Johnson & Johnson® talc supplier, Imerys Talc America Inc., supplies the talcum that the pharmaceutical giant uses in their products, including baby powder. The talc supplier has recently filed for bankruptcy in the wake of thousands of lawsuits claiming that Johnson & Johnson talc products cause ovarian cancer and mesothelioma.
Imerys Facing Thousands of Lawsuits
Thousands of cancer victims and families have filed lawsuits against J&J, naming the company’s talc supplier, Imerys in the complaints. The lawsuits claim that J&J’s baby powder is contaminated with cancer-causing asbestos. J&J has been fighting these lawsuits for the past 3 years and is facing over 13,000 claims that their products contain asbestos. Imerys faces over 14,000 similar lawsuits.
Last year, J&J was ordered to pay $4.7 billion to 22 women who claimed their ovarian cancer was caused by asbestos from the company’s products. Imerys paid another $5 million to these women. Around the same time, Imerys and J&J paid another $117 million in damages to a man with mesothelioma who claimed his disease was caused by asbestos in their talc products.
Some of these lawsuits also allege that J&J knew their talc contained asbestos as early as the 1970s. Both Imerys and J&J assert that their products are safe. But, according to an investigative report by Reuters, J&J’s company memos show that their talc products sometimes tested positive for asbestos between 1971 and the early 2000s.
Imerys Talc Trust Fund Will Handle Claims
Johnson & Johnson talc supplier, Imerys has set up a trust fund that will pay out compensation to victims for years to come, even after the company exits bankruptcy. This will protect the company from future talc lawsuits.
Companies that file for bankruptcy may be forced by bankruptcy courts to set up trust funds to prevent them from avoiding lawsuits. These trust funds handle current and future claims against the company, providing victims and their families with the compensation they deserve. In this case, Imerys will set aside a specific amount of money to cover current and future legal complaints against them.

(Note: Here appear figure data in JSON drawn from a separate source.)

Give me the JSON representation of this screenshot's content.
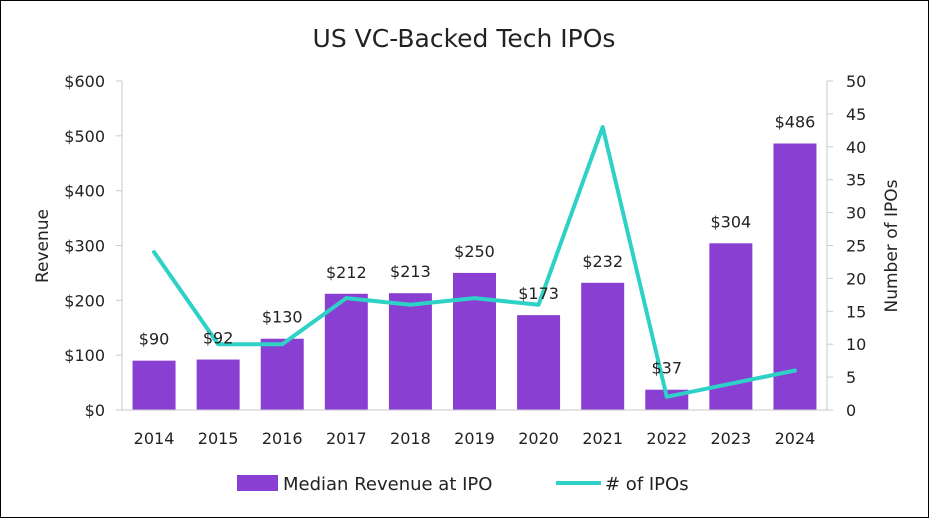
{
  "chart_data": {
    "type": "bar",
    "title": "US VC-Backed Tech IPOs",
    "categories": [
      "2014",
      "2015",
      "2016",
      "2017",
      "2018",
      "2019",
      "2020",
      "2021",
      "2022",
      "2023",
      "2024"
    ],
    "series": [
      {
        "name": "Median Revenue at IPO",
        "type": "bar",
        "axis": "left",
        "values": [
          90,
          92,
          130,
          212,
          213,
          250,
          173,
          232,
          37,
          304,
          486
        ],
        "labels": [
          "$90",
          "$92",
          "$130",
          "$212",
          "$213",
          "$250",
          "$173",
          "$232",
          "$37",
          "$304",
          "$486"
        ]
      },
      {
        "name": "# of IPOs",
        "type": "line",
        "axis": "right",
        "values": [
          24,
          10,
          10,
          17,
          16,
          17,
          16,
          43,
          2,
          4,
          6
        ]
      }
    ],
    "ylabel": "Revenue",
    "ylim": [
      0,
      600
    ],
    "yticks": [
      "$0",
      "$100",
      "$200",
      "$300",
      "$400",
      "$500",
      "$600"
    ],
    "y2label": "Number of IPOs",
    "y2lim": [
      0,
      50
    ],
    "y2ticks": [
      "0",
      "5",
      "10",
      "15",
      "20",
      "25",
      "30",
      "35",
      "40",
      "45",
      "50"
    ],
    "legend_position": "bottom",
    "grid": false,
    "colors": {
      "bar": "#8a3fd3",
      "line": "#2ed1c6",
      "axis": "#c9c9c9"
    }
  }
}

Over 100 other companies have been forced to set up asbestos trust funds in the past.
Johns Manville Corporation was the first company to establish an asbestos trust fund—The Manville Personal Injury Settlement Trust. This fund provides compensation to workers who developed asbestosis and mesothelioma. Asbestos trust funds have also been set up by Babcock & Wilcox, Turner and Newall, Pittsburgh Corning and many other companies that used asbestos in their products.
Lawsuits stop when a company enters bankruptcy protection. Victims seeking compensation from Imerys must now file claims against the trust fund. To access these funds, you must have a diagnosis of an asbestos-related disease or be a family member of someone who died from one. The benefit to victims is that trust fund claims are out-of-court procedures and happen faster than asbestos lawsuits.
The Future of Asbestos-Talc Lawsuits for Victims
Up until now, juries on asbestos-talc trials had to decide who was more at fault, J&J or Imerys. In a previous New Jersey trial, jurors decided that J&J held 70% of the responsibility and Imerys held 30%. Since Imerys is no longer a defendant in asbestos-talc trials, J&J is facing these lawsuits alone.
The impending Imerys bankruptcy will bring all current and future lawsuits against them under one judge. This will pressure plaintiffs into accepting smaller settlements because the money in the trust fund will need to be split among current and future victims.
Since it can take years for mesothelioma to develop, more future victims will likely seek compensation from Johnson & Johnson talc supplier, Imerys. Funds must be available for future claims, so the money cannot be allocated entirely to current victims. The trust fund administrators determine how the funds get distributed.
As more and more talc-asbestos cases emerge, victims are finally receiving compensation. Companies like J&J exploit the long period of time it takes for mesothelioma to develop after asbestos exposure. This delay makes it difficult for victims to provide proof to support their lawsuit in court. Fortunately, this has not stopped victims of asbestos companies from seeking the justice they deserve.